Le bitume ondule sous 50 °C. Au bord de la route entre Carcassonne et Foix, le 7 juillet - les spectateurs se comptent sur les doigts d’une main. Ceux qui restent se terrent sous des parasols de fortune. Pas de familles, pas d’enfants. Juste quelques irréductibles, casquette vissée, regard vide. « Clairement moins de monde en plaine » - résument les caravaniers, gendarmes et reporters qui suivent la course. Le public est « assommé par la chaleur ».
L’édition 2026, qui se déroule du 4 au 26 juillet - établit un record de température effarant: 32,4 °C de moyenne sur les neuf premières étapes. Soit 6,5 °C de plus que l’édition la plus chaude depuis 2007 - et 9 °C au-dessus de l’an dernier. Le thermomètre a atteint 40,4 °C à l’ombre lors de l’étape du 7 juillet - avec un bitume mesuré à plus de 50 °C. En Corrèze, le mercure a frôlé les 40 °C. Dans les Pyrénées-Orientales, 37 °C. À Nevers, 32 °C attendus à l’arrivée le 15 juillet. Aucun Tour depuis au moins 2007 n’avait connu pareil emballement thermique.
Les familles avec enfants, qui représentaient 44 % des spectateurs en 2025 - ont disparu. Trop de risques d’insolation. L’organisation a distribué 400 000 litres d’eau au public - des chapeaux par millions, des canettes par centaines de milliers. Mais ça ne suffit pas. Benjamin Sultan, directeur de recherche à l’Institut de recherche pour le développement (IRD) - rappelle la vulnérabilité des spectateurs « immobiles pendant plusieurs heures, souvent dans des espaces urbains, non ombragés ».
Le 12 juillet - première historique: la 9e étape entre Malemort et Ussel a été raccourcie de 30 km après le passage de la Corrèze en vigilance rouge canicule. Christian Prudhomme, directeur du Tour - a qualifié la décision de « bon sens » et « rare et exceptionnelle ». La formule peut surprendre: comment une mesure de bon sens peut-elle être qualifiée d’exceptionnelle? C’est que dans l’histoire du Tour, aucune étape n’avait jamais été raccourcie pour raison climatique. La mesure s’imposait, mais elle marquait une rupture. On se souvient de l’étape annulée du Tour 2003 entre Gap et Briançon, mais c’était pour cause de grève et de manifestations, pas de canicule. Le Syndicat des coureurs (CPA) a salué la mesure, la jugeant « compréhensible et responsable ».

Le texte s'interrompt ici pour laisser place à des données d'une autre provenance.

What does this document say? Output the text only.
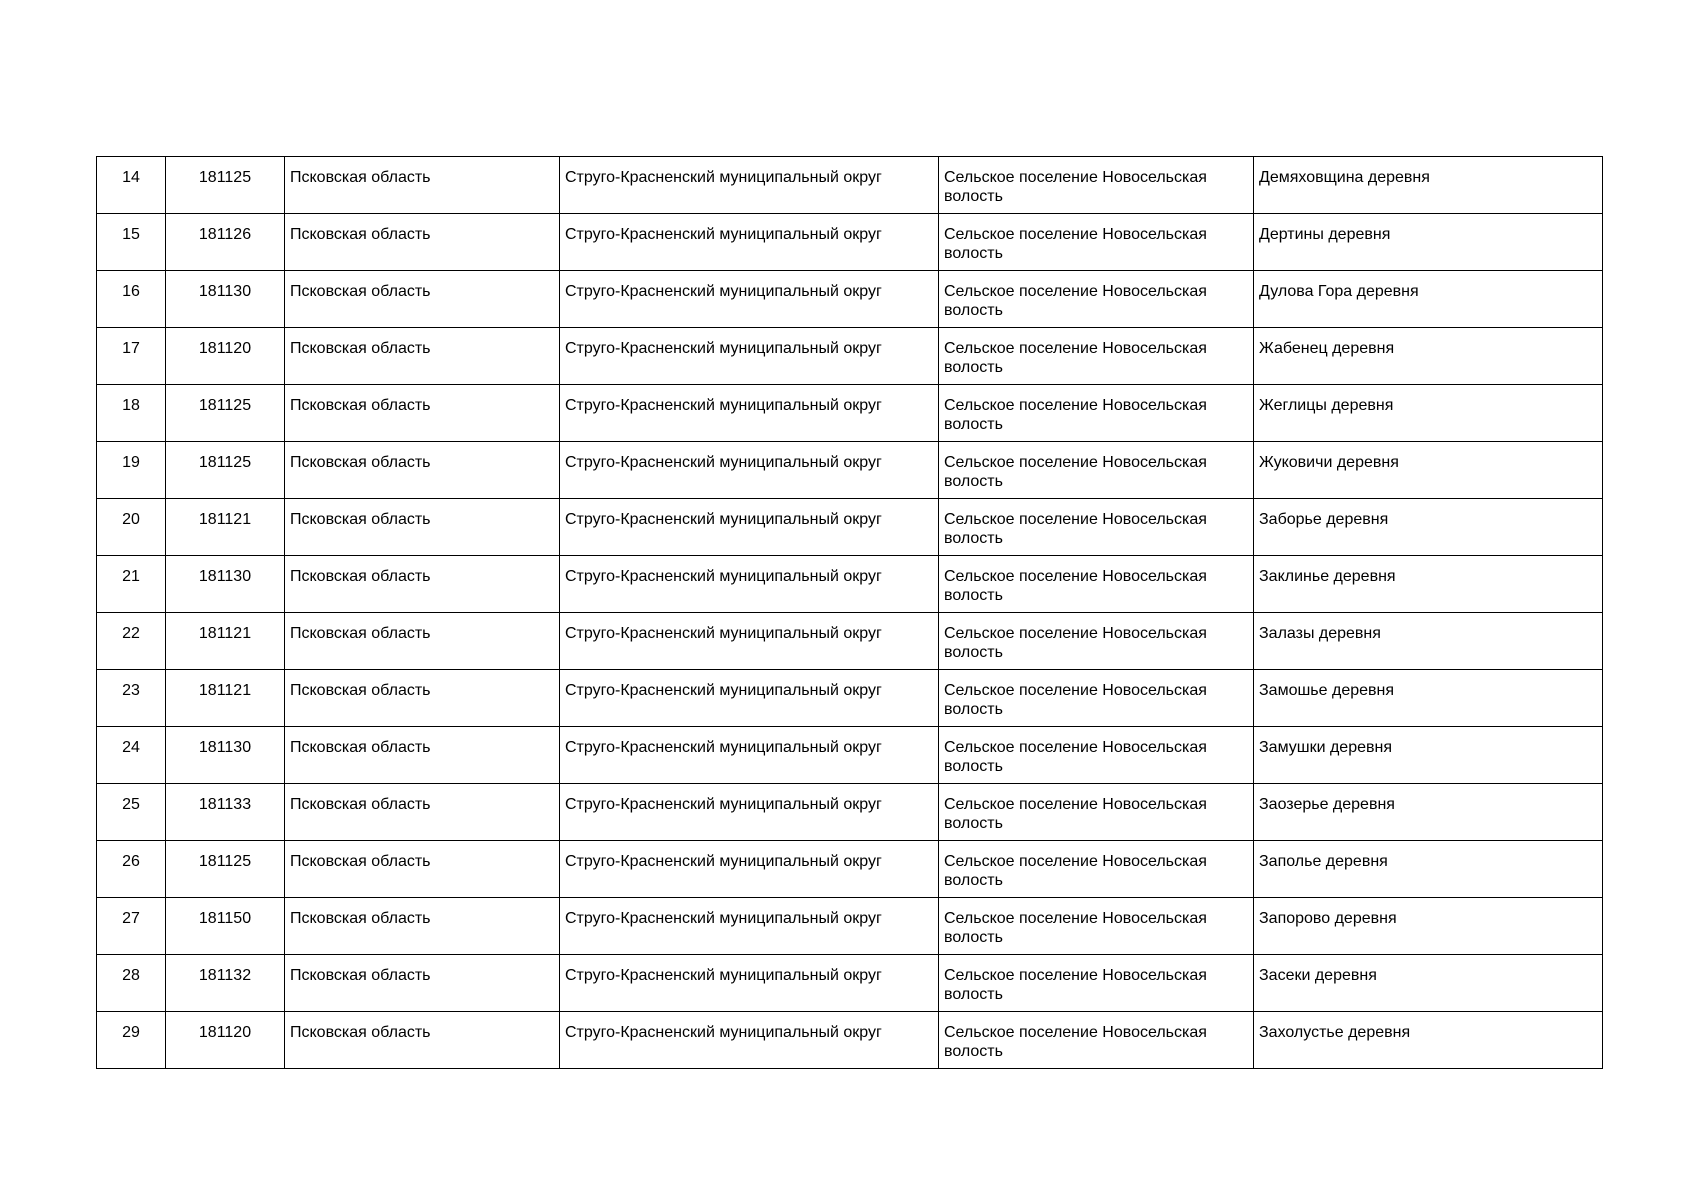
14	181125	Псковская область	Струго-Красненский муниципальный округ	Сельское поселение Новосельская волость	Демяховщина деревня
15	181126	Псковская область	Струго-Красненский муниципальный округ	Сельское поселение Новосельская волость	Дертины деревня
16	181130	Псковская область	Струго-Красненский муниципальный округ	Сельское поселение Новосельская волость	Дулова Гора деревня
17	181120	Псковская область	Струго-Красненский муниципальный округ	Сельское поселение Новосельская волость	Жабенец деревня
18	181125	Псковская область	Струго-Красненский муниципальный округ	Сельское поселение Новосельская волость	Жеглицы деревня
19	181125	Псковская область	Струго-Красненский муниципальный округ	Сельское поселение Новосельская волость	Жуковичи деревня
20	181121	Псковская область	Струго-Красненский муниципальный округ	Сельское поселение Новосельская волость	Заборье деревня
21	181130	Псковская область	Струго-Красненский муниципальный округ	Сельское поселение Новосельская волость	Заклинье деревня
22	181121	Псковская область	Струго-Красненский муниципальный округ	Сельское поселение Новосельская волость	Залазы деревня
23	181121	Псковская область	Струго-Красненский муниципальный округ	Сельское поселение Новосельская волость	Замошье деревня
24	181130	Псковская область	Струго-Красненский муниципальный округ	Сельское поселение Новосельская волость	Замушки деревня
25	181133	Псковская область	Струго-Красненский муниципальный округ	Сельское поселение Новосельская волость	Заозерье деревня
26	181125	Псковская область	Струго-Красненский муниципальный округ	Сельское поселение Новосельская волость	Заполье деревня
27	181150	Псковская область	Струго-Красненский муниципальный округ	Сельское поселение Новосельская волость	Запорово деревня
28	181132	Псковская область	Струго-Красненский муниципальный округ	Сельское поселение Новосельская волость	Засеки деревня
29	181120	Псковская область	Струго-Красненский муниципальный округ	Сельское поселение Новосельская волость	Захолустье деревня
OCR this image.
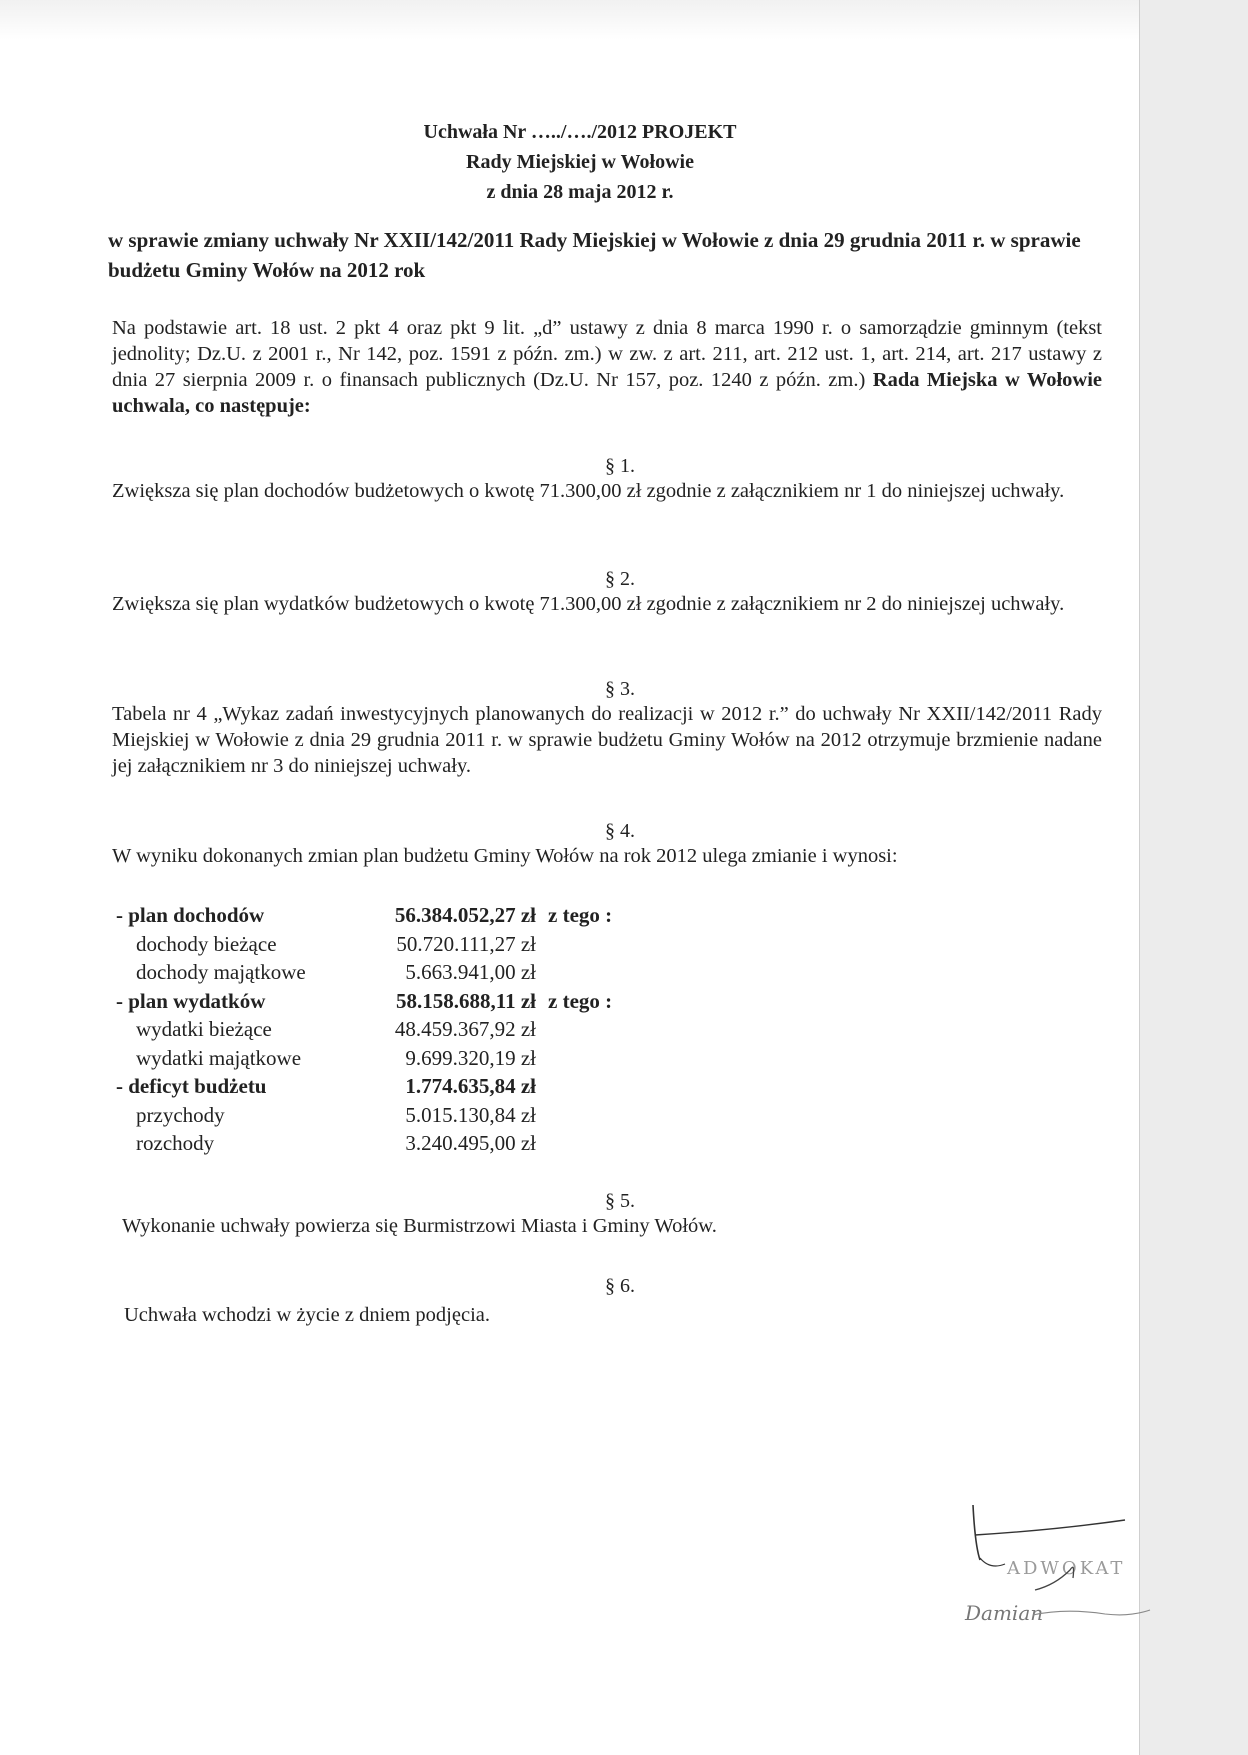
Uchwała Nr …../…./2012 PROJEKT
Rady Miejskiej w Wołowie
z dnia 28 maja 2012 r.
w sprawie zmiany uchwały Nr XXII/142/2011 Rady Miejskiej w Wołowie z dnia 29 grudnia 2011 r. w sprawie budżetu Gminy Wołów na 2012 rok
Na podstawie art. 18 ust. 2 pkt 4 oraz pkt 9 lit. „d” ustawy z dnia 8 marca 1990 r. o samorządzie gminnym (tekst jednolity; Dz.U. z 2001 r., Nr 142, poz. 1591 z późn. zm.) w zw. z art. 211, art. 212 ust. 1, art. 214, art. 217 ustawy z dnia 27 sierpnia 2009 r. o finansach publicznych (Dz.U. Nr 157, poz. 1240 z późn. zm.) Rada Miejska w Wołowie uchwala, co następuje:
§ 1.
Zwiększa się plan dochodów budżetowych o kwotę 71.300,00 zł zgodnie z załącznikiem nr 1 do niniejszej uchwały.
§ 2.
Zwiększa się plan wydatków budżetowych o kwotę 71.300,00 zł zgodnie z załącznikiem nr 2 do niniejszej uchwały.
§ 3.
Tabela nr 4 „Wykaz zadań inwestycyjnych planowanych do realizacji w 2012 r.” do uchwały Nr XXII/142/2011 Rady Miejskiej w Wołowie z dnia 29 grudnia 2011 r. w sprawie budżetu Gminy Wołów na 2012 otrzymuje brzmienie nadane jej załącznikiem nr 3 do niniejszej uchwały.
§ 4.
W wyniku dokonanych zmian plan budżetu Gminy Wołów na rok 2012 ulega zmianie i wynosi:
- plan dochodów	56.384.052,27 zł z tego :
dochody bieżące	50.720.111,27 zł
dochody majątkowe	5.663.941,00 zł
- plan wydatków	58.158.688,11 zł z tego :
wydatki bieżące	48.459.367,92 zł
wydatki majątkowe	9.699.320,19 zł
- deficyt budżetu	1.774.635,84 zł
przychody	5.015.130,84 zł
rozchody	3.240.495,00 zł
§ 5.
Wykonanie uchwały powierza się Burmistrzowi Miasta i Gminy Wołów.
§ 6.
Uchwała wchodzi w życie z dniem podjęcia.
ADWOKAT
Damian
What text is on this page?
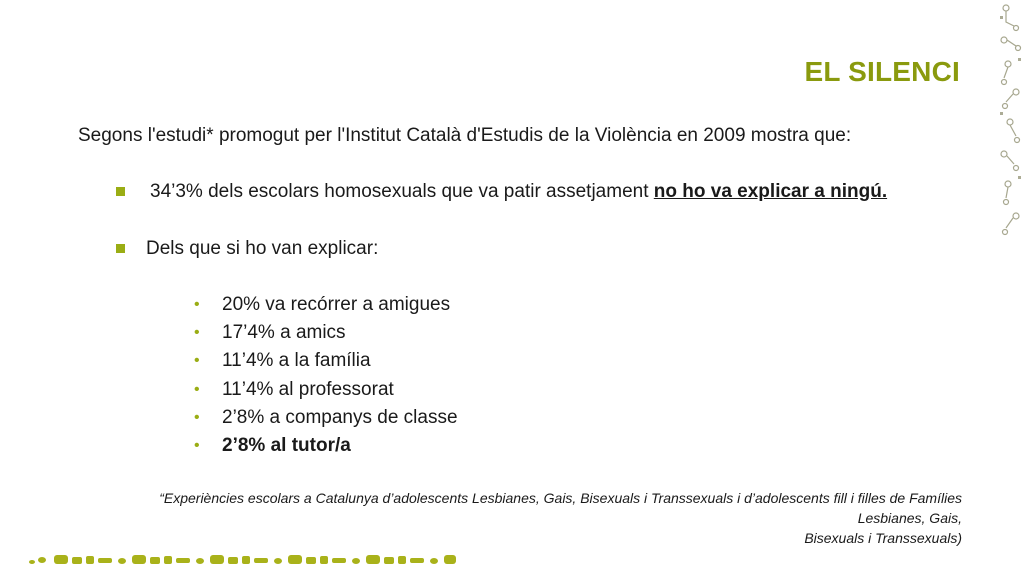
EL SILENCI
Segons l'estudi* promogut per l'Institut Català d'Estudis de la Violència en 2009 mostra que:
34’3% dels escolars homosexuals que va patir assetjament no ho va explicar a ningú.
Dels que si ho van explicar:
• 20% va recórrer a amigues
• 17’4% a amics
• 11’4% a la família
• 11’4% al professorat
• 2’8% a companys de classe
• 2’8% al tutor/a
“Experiències escolars a Catalunya d’adolescents Lesbianes, Gais, Bisexuals i Transsexuals i d’adolescents fill i filles de Famílies
Lesbianes, Gais,
Bisexuals i Transsexuals)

Lors de la 3e étape menant aux Angles (Pyrénées-Orientales) - les autorités ont interdit au public de se rassembler sur les 40 derniers kilomètres du parcours en raison des risques élevés d’incendies de forêt liés à la sécheresse. Un incendie avait déjà ravagé plus de 1 500 hectares dans la région.
Les coureurs aussi tirent la langue. Guillaume Martin-Guyonnet et Benjamin Thomas (Cofidis) ont alerté sur les risques pour leur intégrité physique, affirmant être « aux limites de ce que le corps humain peut tolérer ». Romain Grégoire (Groupama-FDJ United) a confié avoir perdu entre 1,5 et 2 kg par déshydratation et a déclaré que la chaleur n’était « pas bonne pour la santé ». Les équipes consomment jusqu’à 1,5 tonne de glace par jour pour refroidir les coureurs.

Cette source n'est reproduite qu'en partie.